En medio de temores e incertidumbres, el encuentro con Jesucristo nos hace vencer los miedos y estar seguros de Dios, que no se ha desentendido de nuestro dolor, porque se ha encarnado y ha probado las amarguras de la existencia humana. La verdadera y gran esperanza del hombre, que supera toda desesperación, es el Dios que nos ha amado dando su vida por nosotros y nos sigue amando hasta el extremo (cf. Spe salvi, 27). El amor de Dios, que experimentamos acogidos por el Hijo, nos abre las puertas de la resurrección que franqueó primero el Crucificado.

En Cristo, el inocente que sufre, contemplamos los rostros de todas las víctimas de esta pandemia y de otras desgracias, vivos y muertos. Si el Crucificado se ha convertido en esperanza, podemos tener la certeza de que habrá justicia para las víctimas, porque se reparará el sufrimiento. Por eso, la fe es bálsamo en medio de las convulsiones de este mundo que pasa.

Aún peregrinos vulnerables, nos urge el amor de Cristo hacia los hermanos y compañeros de camino. Un amor que es ojos, corazón y manos de Dios en acogida, servicio, disponibilidad, cuidados, respeto, agradecimiento y aplauso, sin cansancios, al personal sanitario, a los trabajadores de servicios esenciales, a los cuerpos de seguridad, a los servidores públicos, a los capellanes de hospitales, a los sacerdotes, a los voluntarios de la Pastoral de la Salud, a todas las Cáritas e instituciones solidarias, a las oraciones y al compromiso de la vida consagrada, a quienes no temieron un contagio y dieron su vida o corrieron el riesgo de perderla cerca de los enfermos y fallecidos.
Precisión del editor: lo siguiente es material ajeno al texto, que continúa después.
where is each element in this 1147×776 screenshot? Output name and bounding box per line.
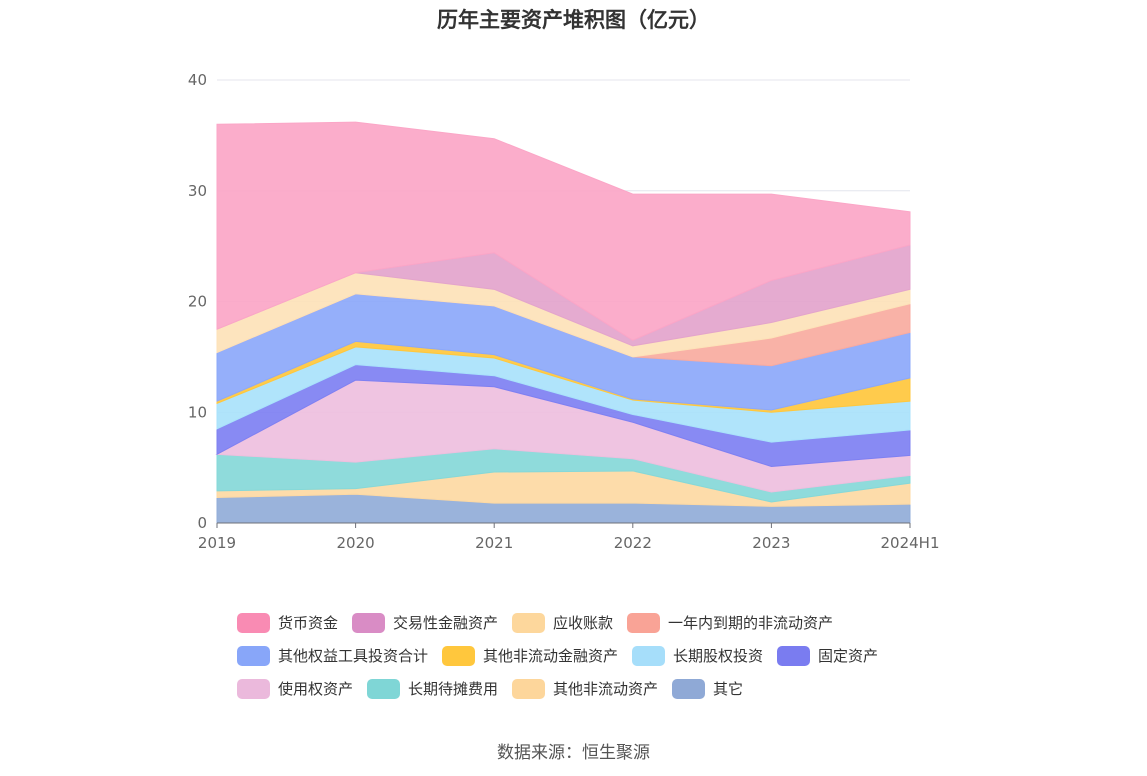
legend-swatch — [352, 612, 386, 633]
legend-label: 其他非流动资产 — [553, 680, 659, 698]
legend-label: 长期股权投资 — [673, 647, 764, 665]
area-series-11[interactable] — [216, 121, 911, 341]
chart-legend: 货币资金 交易性金融资产 应收账款 一年内到期的非流动资产 其他权益工具投资合计 其他非流… — [237, 606, 937, 705]
data-source: 数据来源：恒生聚源 — [497, 743, 650, 763]
legend-label: 其他权益工具投资合计 — [278, 647, 429, 665]
legend-row: 使用权资产 长期待摊费用 其他非流动资产 其它 — [237, 672, 937, 705]
legend-label: 长期待摊费用 — [408, 680, 499, 698]
legend-item[interactable]: 使用权资产 — [237, 678, 353, 699]
legend-label: 货币资金 — [278, 614, 339, 632]
area-series — [215, 121, 911, 524]
legend-item[interactable]: 其它 — [672, 678, 743, 699]
legend-label: 固定资产 — [818, 647, 879, 665]
legend-swatch — [777, 645, 811, 666]
legend-row: 其他权益工具投资合计 其他非流动金融资产 长期股权投资 固定资产 — [237, 639, 937, 672]
legend-swatch — [237, 645, 270, 666]
legend-label: 其他非流动金融资产 — [483, 647, 619, 665]
legend-item[interactable]: 应收账款 — [512, 612, 613, 633]
x-tick-label: 2023 — [752, 534, 790, 552]
y-tick-label: 30 — [188, 182, 207, 200]
legend-swatch — [367, 678, 401, 699]
legend-label: 交易性金融资产 — [393, 614, 499, 632]
chart-title: 历年主要资产堆积图（亿元） — [437, 8, 710, 32]
legend-item[interactable]: 其他权益工具投资合计 — [237, 645, 428, 666]
y-tick-label: 20 — [188, 293, 207, 311]
legend-swatch — [512, 612, 546, 633]
legend-label: 其它 — [713, 680, 744, 698]
legend-item[interactable]: 固定资产 — [777, 645, 878, 666]
legend-label: 应收账款 — [553, 614, 614, 632]
legend-item[interactable]: 长期股权投资 — [632, 645, 763, 666]
legend-label: 使用权资产 — [278, 680, 354, 698]
legend-item[interactable]: 其他非流动金融资产 — [442, 645, 618, 666]
x-tick-label: 2022 — [614, 534, 652, 552]
x-tick-label: 2020 — [337, 534, 375, 552]
y-tick-label: 10 — [188, 403, 207, 421]
legend-swatch — [672, 678, 706, 699]
legend-item[interactable]: 货币资金 — [237, 612, 338, 633]
y-tick-label: 40 — [188, 71, 207, 89]
legend-item[interactable]: 长期待摊费用 — [367, 678, 498, 699]
stacked-area-chart: 0 10 20 30 40 2019 2020 2021 2022 2023 2024H1 — [188, 71, 940, 552]
y-tick-label: 0 — [197, 514, 207, 532]
legend-swatch — [237, 612, 270, 633]
legend-row: 货币资金 交易性金融资产 应收账款 一年内到期的非流动资产 — [237, 606, 937, 639]
x-tick-label: 2019 — [198, 534, 236, 552]
axes: 0 10 20 30 40 2019 2020 2021 2022 2023 2024H1 — [188, 71, 940, 552]
legend-swatch — [632, 645, 666, 666]
legend-swatch — [442, 645, 476, 666]
x-tick-label: 2021 — [475, 534, 513, 552]
legend-item[interactable]: 一年内到期的非流动资产 — [627, 612, 833, 633]
legend-swatch — [237, 678, 270, 699]
legend-swatch — [512, 678, 546, 699]
legend-swatch — [627, 612, 661, 633]
legend-label: 一年内到期的非流动资产 — [668, 614, 834, 632]
legend-item[interactable]: 其他非流动资产 — [512, 678, 658, 699]
x-tick-label: 2024H1 — [881, 534, 940, 552]
legend-item[interactable]: 交易性金融资产 — [352, 612, 498, 633]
Hermanos y hermanas, que esta celebración eucarística nos ayude a recuperar fuerzas recordando a nuestros difuntos como estrellas que nos guiaron para lograr una vida digna. María, Madre de la Esperanza —como acaba de indicar el Papa que recemos en las letanías—, es nuestra estrella luminosa, nuestra Virgen del Carmen en la tempestad del «coronavirus». Con corazón materno, nos muestra cómo llevar en las entrañas la esperanza del mundo por los mares, montes y valles de la historia (cf. Spe salvi, 50). Ella nos acompaña durante cada Sábado Santo dándonos la serena certeza que conduce a la mañana de Pascua. La Madre de la Esperanza nos transmite la conmovedora alegría de la resurrección, que nos une como nueva familia humana, la del reino de Dios que ya está aquí y continúa avanzando.

Nuestra Señora de los Remedios, de Chamorro, del Carmen, del Mar —simplemente Madre—, enséñanos a creer, esperar y amar como tú y contigo en este tiempo en el que la intensidad de la oscuridad hace brillar más, si cabe, la luz que irradia el infinito amor que nos redime: Jesucristo nuestro Señor. Amén.